An Official Critical Care Societies Collaborative Statement

Burnout Syndrome in Critical Care Health Care Professionals

A Call for Action

Marc Moss, MD; Vicki S. Good, RN, MSN, CENP, CPPS; David Gozal, MD, MBA; Ruth Kleinpell, RN, PhD, FAAN, FCCP; Curtis N. Sessler, MD, FCCP, FCCM

Disclosures

Am J Crit Care. 2016;25(4):368-376. 

In This Article

Abstract and Introduction

Abstract

Burnout syndrome (BOS) occurs in all types of health care professionals and is especially common in individuals who care for critically ill patients. The development of BOS is related to an imbalance of personal characteristics of the employee and work-related issues or other organizational factors. BOS is associated with many deleterious consequences, including increased rates of job turnover, reduced patient satisfaction, and decreased quality of care. BOS also directly affects the mental health and physical well-being of the many critical care physicians, nurses, and other health care professionals who practice worldwide. Until recently, BOS and other psychological disorders in critical care health care professionals remained relatively unrecognized. To raise awareness of BOS, the Critical Care Societies Collaborative (CCSC) developed this call to action. The present article reviews the diagnostic criteria, prevalence, causative factors, and consequences of BOS. It also discusses potential interventions that may be used to prevent and treat BOS. Finally, we urge multiple stakeholders to help mitigate the development of BOS in critical care health care professionals and diminish the harmful consequences of BOS, both for critical care health care professionals and for patients.

Introduction

Psychological stress develops when individuals' external demands exceed their adaptive abilities. Although stress may help an individual become more focused, chronic and excessive stress has deleterious effects such as feeling pressured and being overwhelmed. Extreme stress can result in insomnia, fatigue, irritability, anxiety, and depression.

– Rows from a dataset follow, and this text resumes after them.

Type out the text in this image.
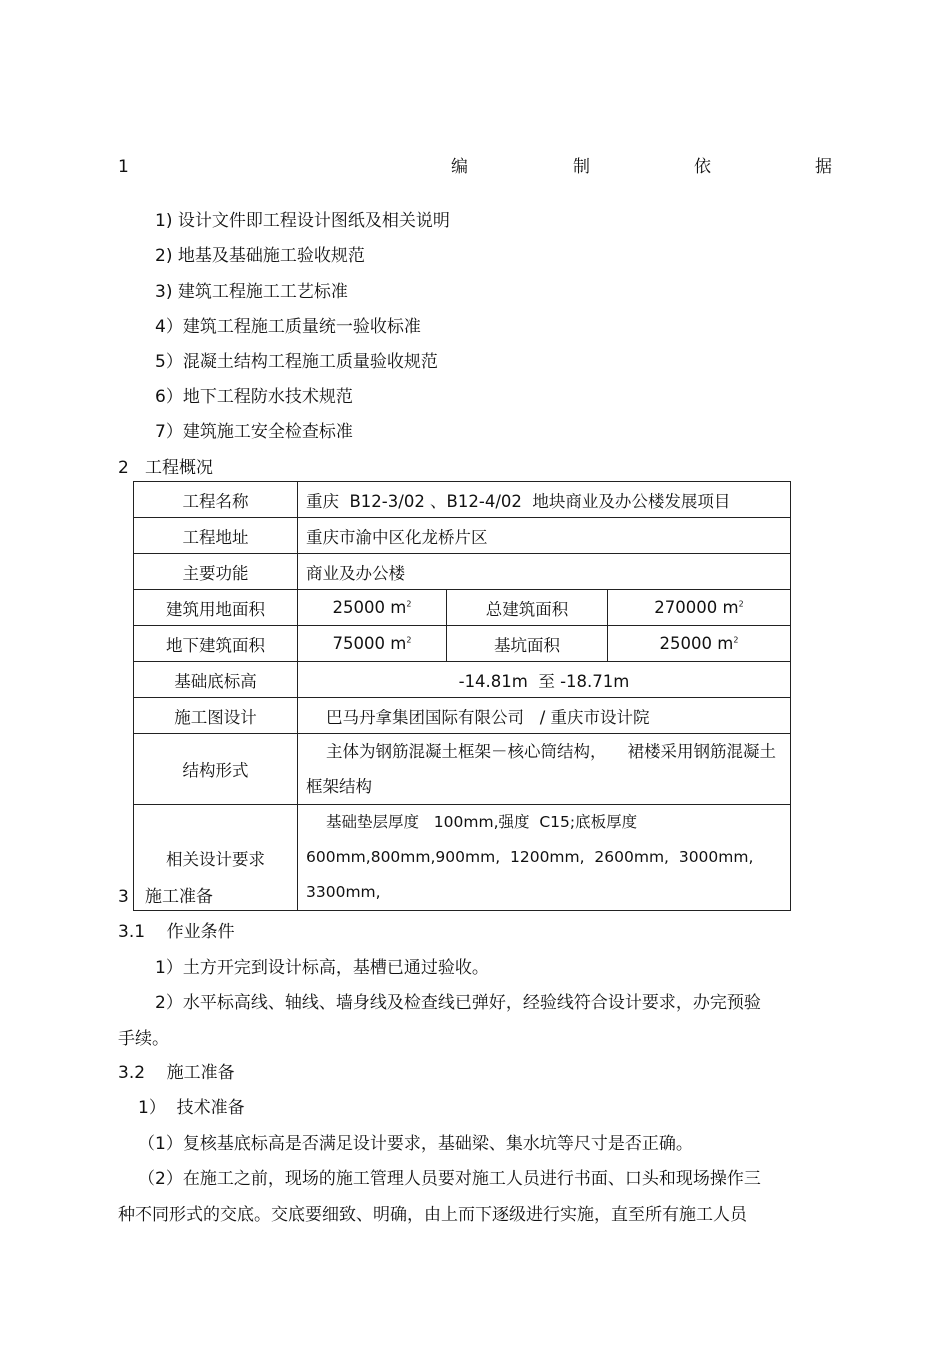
1	编	制	依	据
1) 设计文件即工程设计图纸及相关说明
2) 地基及基础施工验收规范
3) 建筑工程施工工艺标准
4）建筑工程施工质量统一验收标准
5）混凝土结构工程施工质量验收规范
6）地下工程防水技术规范
7）建筑施工安全检查标准
2   工程概况
工程名称	重庆  B12-3/02 、B12-4/02  地块商业及办公楼发展项目		
工程地址	重庆市渝中区化龙桥片区		
主要功能	商业及办公楼		
建筑用地面积	25000 $m^2$	总建筑面积	270000 $m^2$
地下建筑面积	75000 $m^2$	基坑面积	25000 $m^2$
基础底标高	-14.81m  至 -18.71m		
施工图设计	巴马丹拿集团国际有限公司   / 重庆市设计院		
结构形式	主体为钢筋混凝土框架－核心筒结构，    裙楼采用钢筋混凝土框架结构		
相关设计要求	基础垫层厚度   100mm,强度  C15;底板厚度   600mm,800mm,900mm,  1200mm,  2600mm,  3000mm,  3300mm,		
3   施工准备
3.1    作业条件
1）土方开完到设计标高，基槽已通过验收。
2）水平标高线、轴线、墙身线及检查线已弹好，经验线符合设计要求，办完预验
手续。
3.2    施工准备
1）  技术准备
（1）复核基底标高是否满足设计要求，基础梁、集水坑等尺寸是否正确。
（2）在施工之前，现场的施工管理人员要对施工人员进行书面、口头和现场操作三
种不同形式的交底。交底要细致、明确，由上而下逐级进行实施，直至所有施工人员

For many adults, the demands from their work environment are a major contributor to feeling stressed. Owing to increasing expectations, longer hours, and a relative lack of community support in the workplace, the amount of work-related stress has increased in the past few decades. As a result, burnout syndrome (BOS) has become a common worldwide phenomenon, especially among members of high-stress professions: firefighters, police officers, teachers, and all types of health care professionals. Compared with all high school graduates, physicians were 36% more likely to have BOS develop.[1] Among physicians, those at the front line of care (family medicine, emergency medicine, and general internal medicine) report the highest rates of BOS (ie, > 40%).

Working in an intensive care unit (ICU) can be especially stressful because of the high patient morbidity and mortality, challenging daily work routines, and regular encounters with traumatic and ethical issues.[2,3] This level of nearly continuous and excessive stress can rapidly accelerate when caregivers perceive that there is insufficient time or limited resources to properly care for patients. Until recently, the critical care community was relatively unaware of the harmful effects of working in a stressful ICU environment, including the development of BOS and other psychological disorders.[3–10] Unfortunately, critical care health care professionals have one of the highest rates of BOS (ie, > 50%),[11] and development of this disorder may adversely affect the ability to care for patients properly.

The Critical Care Societies Collaborative (CCSC) comprises 4 major US professional and scientific societies: the American Association of Critical-Care Nurses, the American College of Chest Physicians (CHEST), the American Thoracic Society, and the Society of Critical Care Medicine. The CCSC convened a working group to acknowledge the importance of BOS and other psychological disorders in critical care health care professionals and to publish a document in the societies' 4 major journals that would focus attention on this issue. The primary objectives of the present commentary were to (1) summarize the available literature regarding the diagnostic criteria, prevalence, causative factors, and consequences of BOS and related conditions, (2) raise awareness of BOS within the critical care community, and (3) inform multiple stakeholders of their potential roles in reducing BOS and its deleterious consequences in health care professionals and their critically ill patients.

We searched the Cochrane Library and Medline by using PubMed for published research relevant to BOS. A variety of search terms were entered, including (but not limited to) the following: "burnout syndrome," "critical care," "nursing," "posttraumatic stress disorder," "moral distress," "resiliency," and "mindfulness." Search terms were grouped together and individually cross-matched.

Pertinent review articles, editorials, books, and references from identified articles were also reviewed. We preferentially selected publications from the past 10 years but also included commonly referenced or highly regarded older publications.